1. Einleitung und Fragestellung

2. Der theoretische Rahmen des Cleavage-Modells

3. Entstehung und Verfestigung der gesellschaftlichen Konfliktlinien im deutschen Parteiensystem
3.1. Die Konstituierungsphase im Kaiserreich

4. Die Entwicklung der Konfliktlinien in der Bundesrepublik
4.1. Sozialstruktureller Wandel und Erosion sozialmoralischer Milieus.
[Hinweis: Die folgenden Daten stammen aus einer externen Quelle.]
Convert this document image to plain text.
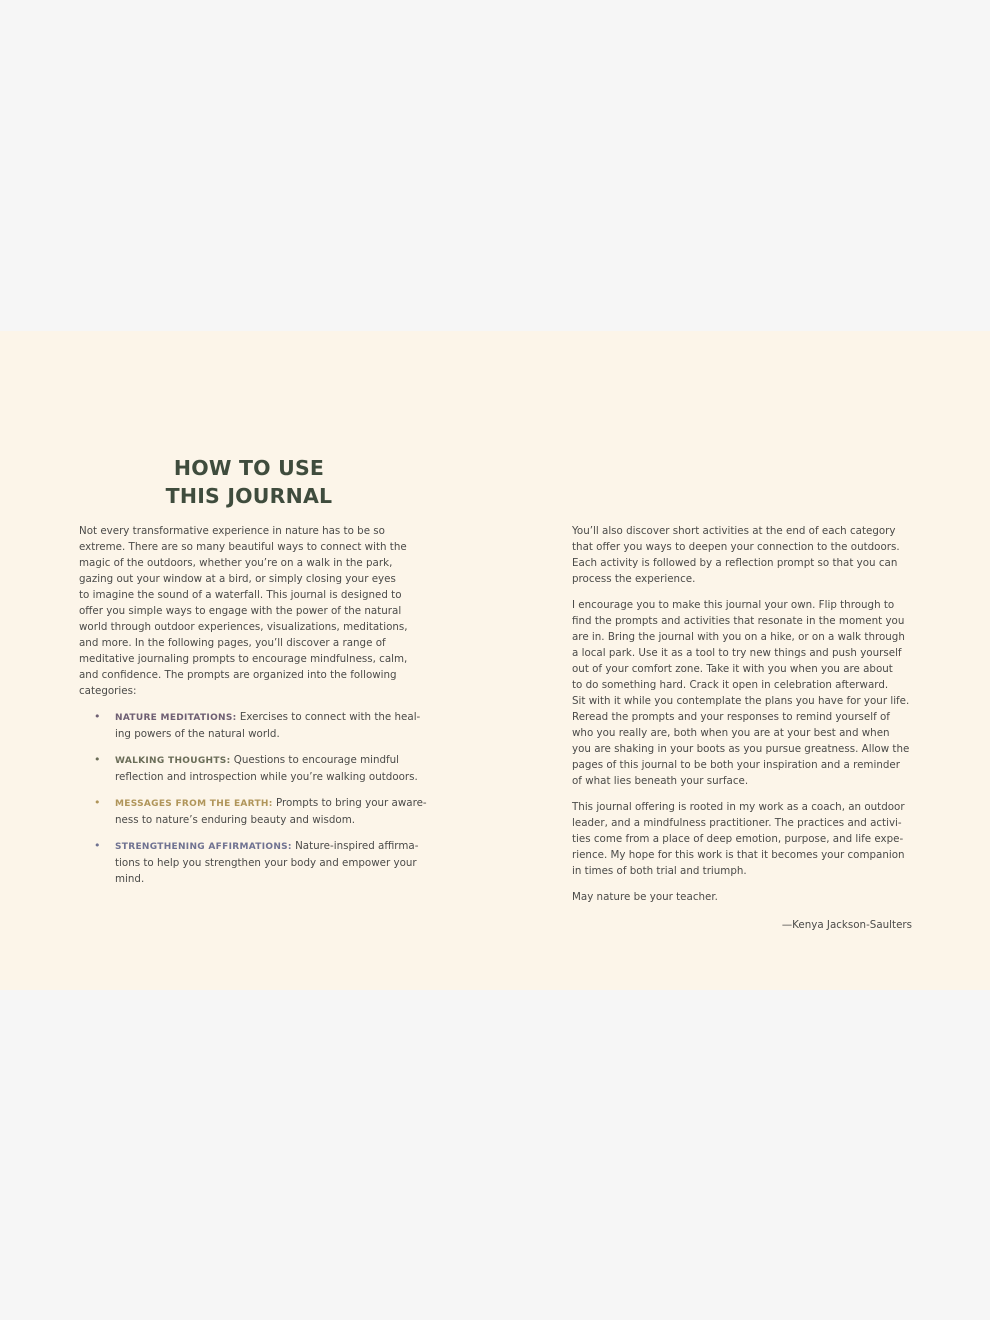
HOW TO USE
THIS JOURNAL
Not every transformative experience in nature has to be so
extreme. There are so many beautiful ways to connect with the
magic of the outdoors, whether you’re on a walk in the park,
gazing out your window at a bird, or simply closing your eyes
to imagine the sound of a waterfall. This journal is designed to
offer you simple ways to engage with the power of the natural
world through outdoor experiences, visualizations, meditations,
and more. In the following pages, you’ll discover a range of
meditative journaling prompts to encourage mindfulness, calm,
and confidence. The prompts are organized into the following
categories:
• NATURE MEDITATIONS: Exercises to connect with the heal-
ing powers of the natural world.
• WALKING THOUGHTS: Questions to encourage mindful
reflection and introspection while you’re walking outdoors.
• MESSAGES FROM THE EARTH: Prompts to bring your aware-
ness to nature’s enduring beauty and wisdom.
• STRENGTHENING AFFIRMATIONS: Nature-inspired affirma-
tions to help you strengthen your body and empower your
mind.
You’ll also discover short activities at the end of each category
that offer you ways to deepen your connection to the outdoors.
Each activity is followed by a reflection prompt so that you can
process the experience.
I encourage you to make this journal your own. Flip through to
find the prompts and activities that resonate in the moment you
are in. Bring the journal with you on a hike, or on a walk through
a local park. Use it as a tool to try new things and push yourself
out of your comfort zone. Take it with you when you are about
to do something hard. Crack it open in celebration afterward.
Sit with it while you contemplate the plans you have for your life.
Reread the prompts and your responses to remind yourself of
who you really are, both when you are at your best and when
you are shaking in your boots as you pursue greatness. Allow the
pages of this journal to be both your inspiration and a reminder
of what lies beneath your surface.
This journal offering is rooted in my work as a coach, an outdoor
leader, and a mindfulness practitioner. The practices and activi-
ties come from a place of deep emotion, purpose, and life expe-
rience. My hope for this work is that it becomes your companion
in times of both trial and triumph.
May nature be your teacher.
—Kenya Jackson-Saulters
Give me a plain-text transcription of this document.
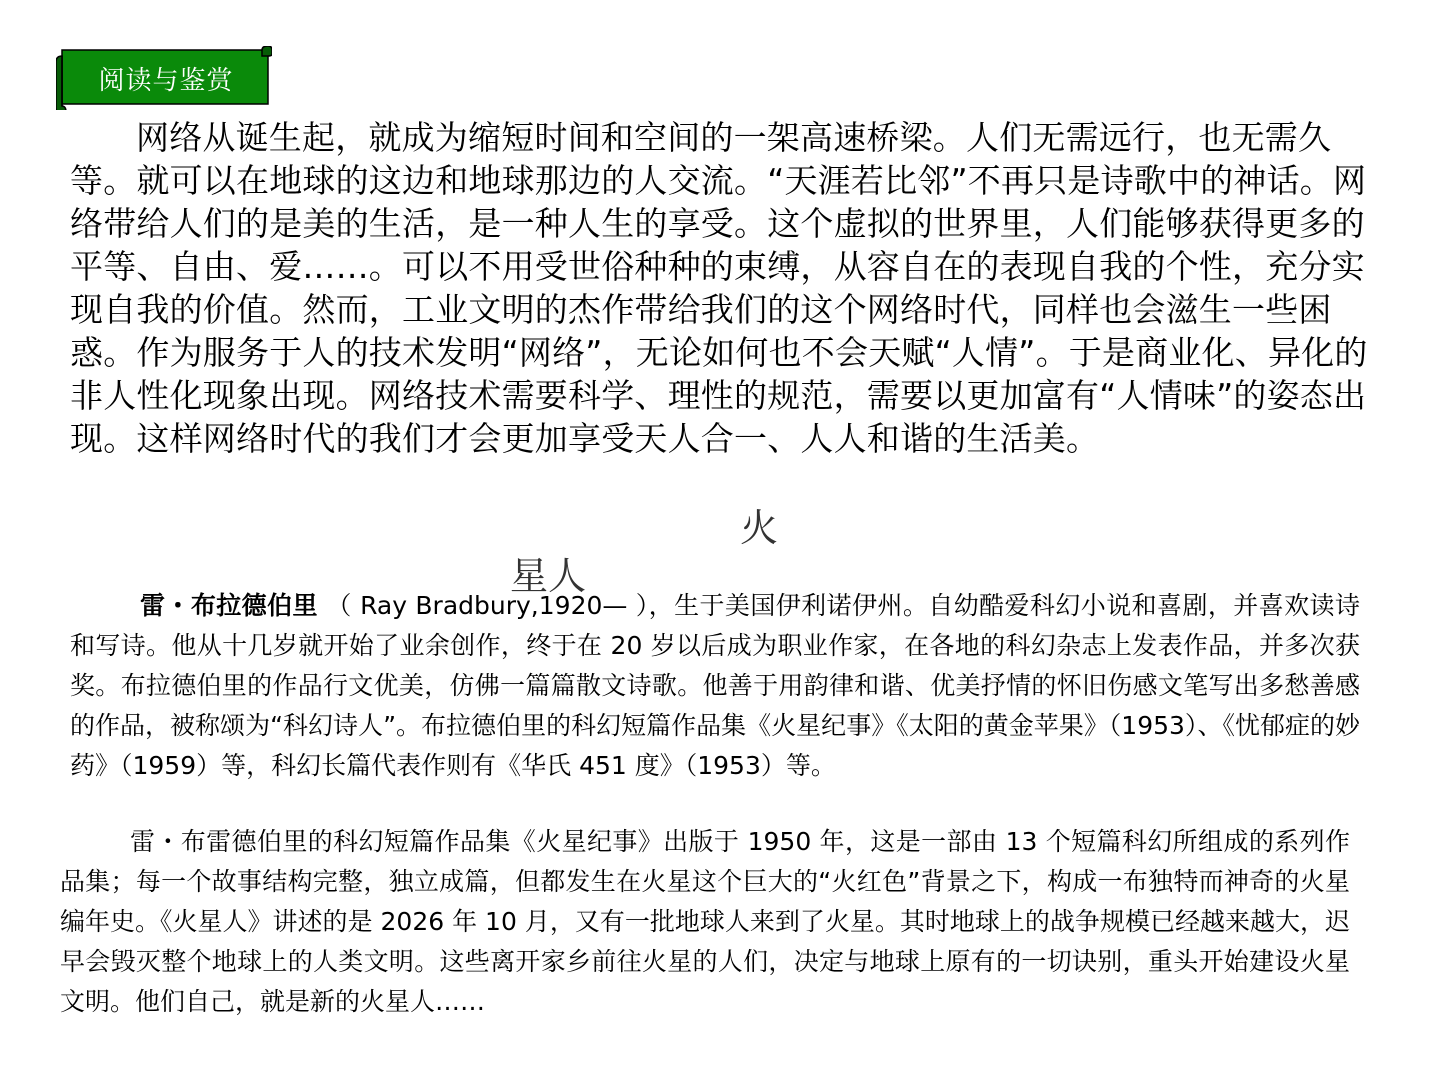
阅读与鉴赏

网络从诞生起，就成为缩短时间和空间的一架高速桥梁。人们无需远行，也无需久等。就可以在地球的这边和地球那边的人交流。“天涯若比邻”不再只是诗歌中的神话。网络带给人们的是美的生活，是一种人生的享受。这个虚拟的世界里，人们能够获得更多的平等、自由、爱……。可以不用受世俗种种的束缚，从容自在的表现自我的个性，充分实现自我的价值。然而，工业文明的杰作带给我们的这个网络时代，同样也会滋生一些困惑。作为服务于人的技术发明“网络”，无论如何也不会天赋“人情”。于是商业化、异化的非人性化现象出现。网络技术需要科学、理性的规范，需要以更加富有“人情味”的姿态出现。这样网络时代的我们才会更加享受天人合一、人人和谐的生活美。

火
星人

雷・布拉德伯里 （ Ray Bradbury,1920— ），生于美国伊利诺伊州。自幼酷爱科幻小说和喜剧，并喜欢读诗和写诗。他从十几岁就开始了业余创作，终于在 20 岁以后成为职业作家，在各地的科幻杂志上发表作品，并多次获奖。布拉德伯里的作品行文优美，仿佛一篇篇散文诗歌。他善于用韵律和谐、优美抒情的怀旧伤感文笔写出多愁善感的作品，被称颂为“科幻诗人”。布拉德伯里的科幻短篇作品集《火星纪事》《太阳的黄金苹果》（1953）、《忧郁症的妙药》（1959）等，科幻长篇代表作则有《华氏 451 度》（1953）等。

雷・布雷德伯里的科幻短篇作品集《火星纪事》出版于 1950 年，这是一部由 13 个短篇科幻所组成的系列作品集；每一个故事结构完整，独立成篇，但都发生在火星这个巨大的“火红色”背景之下，构成一布独特而神奇的火星编年史。《火星人》讲述的是 2026 年 10 月，又有一批地球人来到了火星。其时地球上的战争规模已经越来越大，迟早会毁灭整个地球上的人类文明。这些离开家乡前往火星的人们，决定与地球上原有的一切诀别，重头开始建设火星文明。他们自己，就是新的火星人……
Die Transformation der Konfliktstrukturen
4.2. Die Ausprägung einer neuen Konfliktlinie im Parteiensystem

5. Fortentwicklung und Prägekraft klassischer Konfliktlinien im gesamtdeutschen Parteiensystem
5.1. Die Renaissance der Konfliktlinien zwischen Arbeit und Kapital sowie Zentrum und Peripherie

6. Fazit und Ausblick

7. Literaturverzeichnis

Abbildungsverzeichnis

Abb. 1: Die vier Konfliktlinien nach Lipset und Rokkan

Abb. 2: CDU/ CSU Anteile unter den Katholiken bei den Bundestagswahlen 1976- 2005 (Auswahl Westdeutschland in Prozent)

Abb. 3: SPD Anteile unter den Arbeitern bei den Bundestagswahlen 1976-2005 (Auswahl Westdeutschland in Prozent)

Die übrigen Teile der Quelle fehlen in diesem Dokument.